As emissões do 1% mais rico do planeta devem causar 1,3 milhão de mortes relacionadas ao calor até o fim do século, segundo a projeção da Oxfam. Além disso, os danos econômicos para países de baixa e média renda podem chegar a 44 trilhões de dólares até 2050.

Essas perdas atingem principalmente as populações que menos contribuíram para a crise climática, concentradas no Sul Global. Mulheres, meninas e povos indígenas estão entre os grupos mais vulneráveis.

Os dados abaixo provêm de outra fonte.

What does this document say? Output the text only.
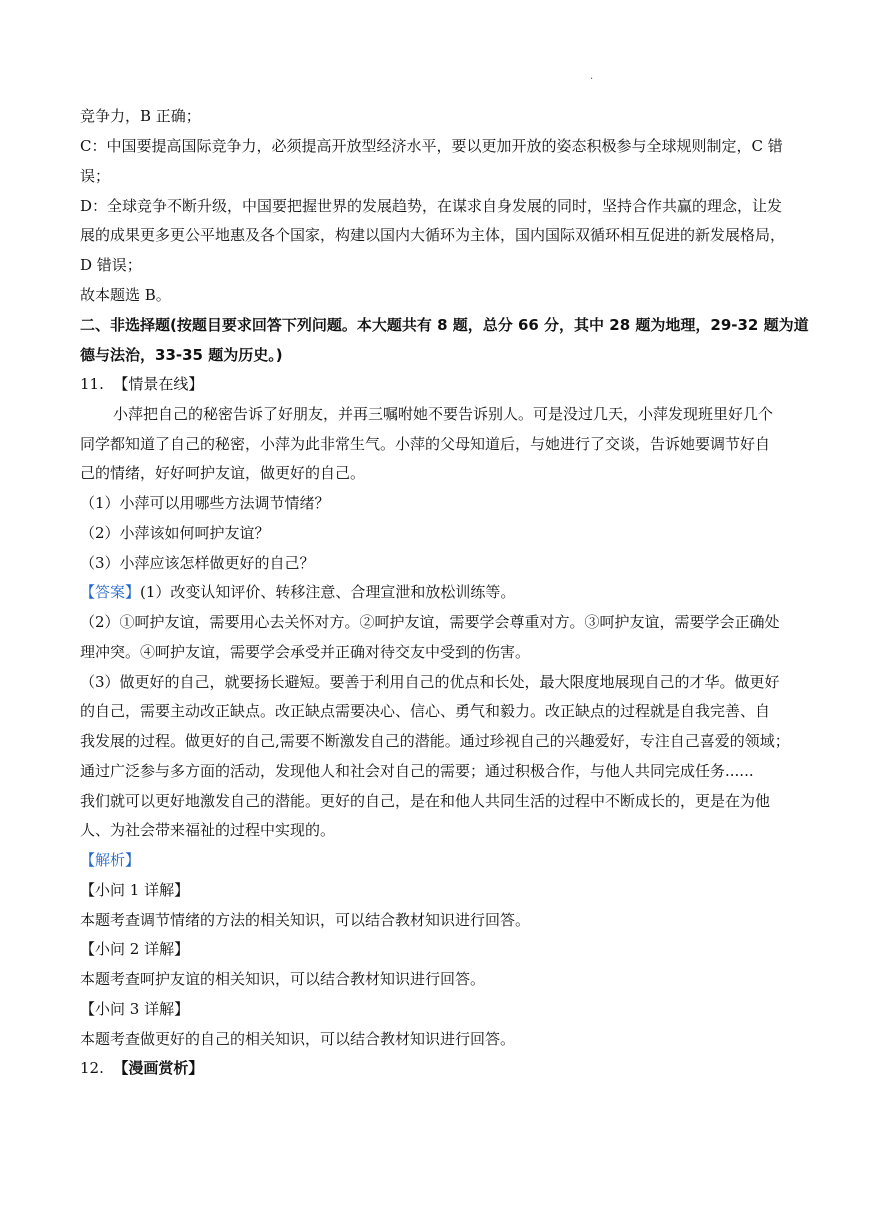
·
竞争力，B 正确；
C：中国要提高国际竞争力，必须提高开放型经济水平，要以更加开放的姿态积极参与全球规则制定，C 错
误；
D：全球竞争不断升级，中国要把握世界的发展趋势，在谋求自身发展的同时，坚持合作共赢的理念，让发
展的成果更多更公平地惠及各个国家，构建以国内大循环为主体，国内国际双循环相互促进的新发展格局，
D 错误；
故本题选 B。
二、非选择题(按题目要求回答下列问题。本大题共有 8 题，总分 66 分，其中 28 题为地理，29-32 题为道
德与法治，33-35 题为历史。)
11. 【情景在线】
小萍把自己的秘密告诉了好朋友，并再三嘱咐她不要告诉别人。可是没过几天，小萍发现班里好几个
同学都知道了自己的秘密，小萍为此非常生气。小萍的父母知道后，与她进行了交谈，告诉她要调节好自
己的情绪，好好呵护友谊，做更好的自己。
（1）小萍可以用哪些方法调节情绪？
（2）小萍该如何呵护友谊？
（3）小萍应该怎样做更好的自己？
【答案】(1）改变认知评价、转移注意、合理宣泄和放松训练等。
（2）①呵护友谊，需要用心去关怀对方。②呵护友谊，需要学会尊重对方。③呵护友谊，需要学会正确处
理冲突。④呵护友谊，需要学会承受并正确对待交友中受到的伤害。
（3）做更好的自己，就要扬长避短。要善于利用自己的优点和长处，最大限度地展现自己的才华。做更好
的自己，需要主动改正缺点。改正缺点需要决心、信心、勇气和毅力。改正缺点的过程就是自我完善、自
我发展的过程。做更好的自己,需要不断激发自己的潜能。通过珍视自己的兴趣爱好，专注自己喜爱的领域；
通过广泛参与多方面的活动，发现他人和社会对自己的需要；通过积极合作，与他人共同完成任务......
我们就可以更好地激发自己的潜能。更好的自己，是在和他人共同生活的过程中不断成长的，更是在为他
人、为社会带来福祉的过程中实现的。
【解析】
【小问 1 详解】
本题考查调节情绪的方法的相关知识，可以结合教材知识进行回答。
【小问 2 详解】
本题考查呵护友谊的相关知识，可以结合教材知识进行回答。
【小问 3 详解】
本题考查做更好的自己的相关知识，可以结合教材知识进行回答。
12. 【漫画赏析】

Propostas para reduzir desigualdades e emissões

O relatório da Oxfam propõe medidas para reequilibrar responsabilidades e reduzir o poder dos grandes emissores. Entre elas estão:

  • Taxar grandes fortunas e lucros excessivos das corporações de combustíveis fósseis, com um imposto global de 60% sobre a renda do 1% mais rico. A medida poderia reduzir emissões equivalentes às de todo o Reino Unido e arrecadar cerca de 6,4 trilhões de dólares.
  • Restringir a influência política de empresas de petróleo, gás e carvão, proibindo sua participação em negociações climáticas como a COP.
  • Garantir maior participação de comunidades afetadas e povos indígenas nas decisões sobre o clima.
  • Adotar metas nacionais proporcionais à responsabilidade histórica e à capacidade de ação de cada país.
  • Construir um modelo econômico baseado em igualdade e sustentabilidade, substituindo práticas que priorizam o lucro sobre o meio ambiente.

A COP30, que ocorrerá em Belém (PA), marcará os dez anos do Acordo de Paris e deve ser um dos momentos mais decisivos para redefinir compromissos de corte de emissões e de justiça climática.